On Saturday I was grumpy with Bill. Our weekend was not turning out as planned and as usual in feelings of stress and tension it feels good to hit the dirt to work them out. Out in the farthest reaches of the back 40 there was an area in front of two white pines we used to use as a brush pile. The brush has long been cleared but the ground was still a mess with two hilly areas where grass was growing again and unlevel spaces where weeds were taking over. It has been on my project list since spring. Early in May I had transplanted some forsythia shoots at the edge and now I attacked the grass, weeds and leftover twigs and branches and then in a fit of fury leveled the ground and covered it with pine needles and grass cliipings mixed as a mulch. Now instead of an eyesore I had to pass every time I went out back, it was a nice little grove of sorts that once the forsythia grows in will be lovely.

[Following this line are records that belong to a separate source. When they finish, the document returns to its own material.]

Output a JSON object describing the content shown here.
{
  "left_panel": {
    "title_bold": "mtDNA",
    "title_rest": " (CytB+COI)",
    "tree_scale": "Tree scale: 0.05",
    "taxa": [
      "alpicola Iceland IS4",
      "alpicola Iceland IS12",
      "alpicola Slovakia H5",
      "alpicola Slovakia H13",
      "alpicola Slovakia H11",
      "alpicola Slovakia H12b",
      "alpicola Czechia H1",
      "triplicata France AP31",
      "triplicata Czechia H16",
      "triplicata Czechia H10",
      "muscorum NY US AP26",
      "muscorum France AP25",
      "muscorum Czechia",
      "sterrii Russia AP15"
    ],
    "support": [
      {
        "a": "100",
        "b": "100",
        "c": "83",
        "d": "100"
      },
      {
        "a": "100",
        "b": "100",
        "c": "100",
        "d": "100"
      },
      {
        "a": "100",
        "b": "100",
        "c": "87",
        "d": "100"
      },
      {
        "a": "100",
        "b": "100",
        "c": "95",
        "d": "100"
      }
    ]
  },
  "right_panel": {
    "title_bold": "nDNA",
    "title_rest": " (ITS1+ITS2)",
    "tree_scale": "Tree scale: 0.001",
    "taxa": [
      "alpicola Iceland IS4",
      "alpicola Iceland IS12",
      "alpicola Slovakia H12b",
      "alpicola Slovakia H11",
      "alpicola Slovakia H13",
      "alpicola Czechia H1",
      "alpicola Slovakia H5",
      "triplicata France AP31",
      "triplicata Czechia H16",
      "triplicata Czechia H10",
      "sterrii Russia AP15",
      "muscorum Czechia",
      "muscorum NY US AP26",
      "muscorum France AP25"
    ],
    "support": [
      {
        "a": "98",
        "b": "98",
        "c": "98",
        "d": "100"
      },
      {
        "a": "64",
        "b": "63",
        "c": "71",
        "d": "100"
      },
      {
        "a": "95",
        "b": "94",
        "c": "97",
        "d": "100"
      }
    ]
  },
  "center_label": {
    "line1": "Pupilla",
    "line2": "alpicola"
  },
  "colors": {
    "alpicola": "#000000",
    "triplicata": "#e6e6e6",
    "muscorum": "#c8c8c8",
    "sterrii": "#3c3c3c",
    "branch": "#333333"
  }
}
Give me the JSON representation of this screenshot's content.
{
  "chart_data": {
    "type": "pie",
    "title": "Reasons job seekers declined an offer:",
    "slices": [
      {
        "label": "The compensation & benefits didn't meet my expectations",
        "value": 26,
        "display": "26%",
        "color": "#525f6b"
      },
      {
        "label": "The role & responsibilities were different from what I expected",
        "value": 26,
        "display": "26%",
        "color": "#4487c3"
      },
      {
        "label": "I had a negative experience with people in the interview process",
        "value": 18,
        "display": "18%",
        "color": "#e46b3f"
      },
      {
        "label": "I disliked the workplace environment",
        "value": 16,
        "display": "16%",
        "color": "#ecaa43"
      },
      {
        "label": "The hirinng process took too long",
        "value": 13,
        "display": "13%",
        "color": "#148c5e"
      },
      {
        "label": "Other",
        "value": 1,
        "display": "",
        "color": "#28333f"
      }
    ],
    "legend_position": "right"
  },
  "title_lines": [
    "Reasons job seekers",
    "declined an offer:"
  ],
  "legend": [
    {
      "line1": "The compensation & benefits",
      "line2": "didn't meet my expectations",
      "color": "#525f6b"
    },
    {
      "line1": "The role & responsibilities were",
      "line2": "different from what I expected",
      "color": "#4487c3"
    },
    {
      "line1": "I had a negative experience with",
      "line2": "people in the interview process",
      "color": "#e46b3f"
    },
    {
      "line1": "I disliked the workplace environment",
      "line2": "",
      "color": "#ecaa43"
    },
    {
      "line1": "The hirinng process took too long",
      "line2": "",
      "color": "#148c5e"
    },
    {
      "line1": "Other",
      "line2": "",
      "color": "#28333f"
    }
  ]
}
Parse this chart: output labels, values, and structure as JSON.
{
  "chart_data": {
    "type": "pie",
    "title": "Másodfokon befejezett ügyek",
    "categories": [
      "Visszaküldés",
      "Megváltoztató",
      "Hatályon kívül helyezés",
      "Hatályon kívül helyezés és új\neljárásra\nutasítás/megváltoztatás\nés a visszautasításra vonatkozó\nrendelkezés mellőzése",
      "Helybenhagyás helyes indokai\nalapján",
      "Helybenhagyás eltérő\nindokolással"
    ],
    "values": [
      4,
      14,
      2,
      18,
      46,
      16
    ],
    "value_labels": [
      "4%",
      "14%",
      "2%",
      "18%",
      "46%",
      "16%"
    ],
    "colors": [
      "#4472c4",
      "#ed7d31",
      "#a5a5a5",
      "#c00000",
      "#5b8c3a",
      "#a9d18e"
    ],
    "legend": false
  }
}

Then came Sunday and Baby Dear , our 11 year old corgi,was acting out of sorts, very quiet and subdued. At 8 o’clock Erin realized she hadn’t come in from outside yet so she went to get her and she would not climb the porch stairs. Erin carried her in and the girls laid with her on the floor while we had a family movie night. Then Erin carried her to where she likes to sleep and Faith and I gave her a pill that is like doggie advil. Baby Dear has had problems with her back before and has lately been having some other issues as well so I went to bed envisioning a day of vet visits and horrible conversations involving what we could and could not do for her. I awoke Monday to Bill standing over me telling me she had died during the night. That would so suit her personality, always thinking of us, and leaving in the most quiet and unobtrusive fashion. She brought such joy to this household, and they say you no matter how many pets you have there is always one who is your “soul-mate” pet, and she was mine. The hole in my heart is gaping and painful.

We gathered the kids together and got her  wrapped up and they brought out her bowls (she LOVED her food!) and her favorite toys, and we gave her a resting place under the two pines in the little grove I had cleared on Saturday.

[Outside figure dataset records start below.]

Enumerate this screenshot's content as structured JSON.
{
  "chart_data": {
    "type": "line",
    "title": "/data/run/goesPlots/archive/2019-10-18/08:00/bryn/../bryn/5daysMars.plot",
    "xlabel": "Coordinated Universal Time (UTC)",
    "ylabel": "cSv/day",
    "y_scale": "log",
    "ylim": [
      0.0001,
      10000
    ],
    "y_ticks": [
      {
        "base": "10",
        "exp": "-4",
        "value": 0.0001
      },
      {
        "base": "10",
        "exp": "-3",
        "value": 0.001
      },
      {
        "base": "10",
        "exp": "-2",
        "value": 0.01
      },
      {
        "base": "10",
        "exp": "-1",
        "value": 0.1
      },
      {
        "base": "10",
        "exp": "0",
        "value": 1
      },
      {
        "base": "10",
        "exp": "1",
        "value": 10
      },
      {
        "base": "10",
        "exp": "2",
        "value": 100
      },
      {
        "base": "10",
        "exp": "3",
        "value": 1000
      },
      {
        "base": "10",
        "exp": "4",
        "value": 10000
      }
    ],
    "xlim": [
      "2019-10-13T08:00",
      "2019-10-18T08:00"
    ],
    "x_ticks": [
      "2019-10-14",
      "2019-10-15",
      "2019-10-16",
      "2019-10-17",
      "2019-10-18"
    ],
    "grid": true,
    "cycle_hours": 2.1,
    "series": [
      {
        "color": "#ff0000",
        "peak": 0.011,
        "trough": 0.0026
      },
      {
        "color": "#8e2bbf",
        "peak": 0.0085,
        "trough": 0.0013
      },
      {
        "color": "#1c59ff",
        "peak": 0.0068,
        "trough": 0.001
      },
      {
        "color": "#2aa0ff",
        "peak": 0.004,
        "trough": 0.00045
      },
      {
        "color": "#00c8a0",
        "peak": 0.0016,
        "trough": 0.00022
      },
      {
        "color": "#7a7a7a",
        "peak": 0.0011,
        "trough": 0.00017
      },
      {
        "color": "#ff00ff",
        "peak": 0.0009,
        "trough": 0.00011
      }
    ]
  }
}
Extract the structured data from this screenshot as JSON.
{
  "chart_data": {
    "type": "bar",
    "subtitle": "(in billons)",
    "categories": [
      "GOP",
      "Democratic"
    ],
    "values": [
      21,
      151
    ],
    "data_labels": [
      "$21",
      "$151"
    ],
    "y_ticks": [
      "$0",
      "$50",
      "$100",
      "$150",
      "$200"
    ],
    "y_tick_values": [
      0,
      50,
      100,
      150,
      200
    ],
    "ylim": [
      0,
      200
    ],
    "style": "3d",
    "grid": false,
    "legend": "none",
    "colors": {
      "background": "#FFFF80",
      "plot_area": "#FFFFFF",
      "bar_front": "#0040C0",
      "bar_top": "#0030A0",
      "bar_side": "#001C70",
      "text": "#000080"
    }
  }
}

That is some kind of gardening providence, how much easier that horrible situation was made by having the perfect place for her, near us in the garden, yet somewhere that will remain undisturbed and be shaded and restful.

We could never have given back to her what she gave to us, the love , the happiness, the comfort. She was a princess of dogs, and truly my Baby Dear. I will miss her in a way words can not describe.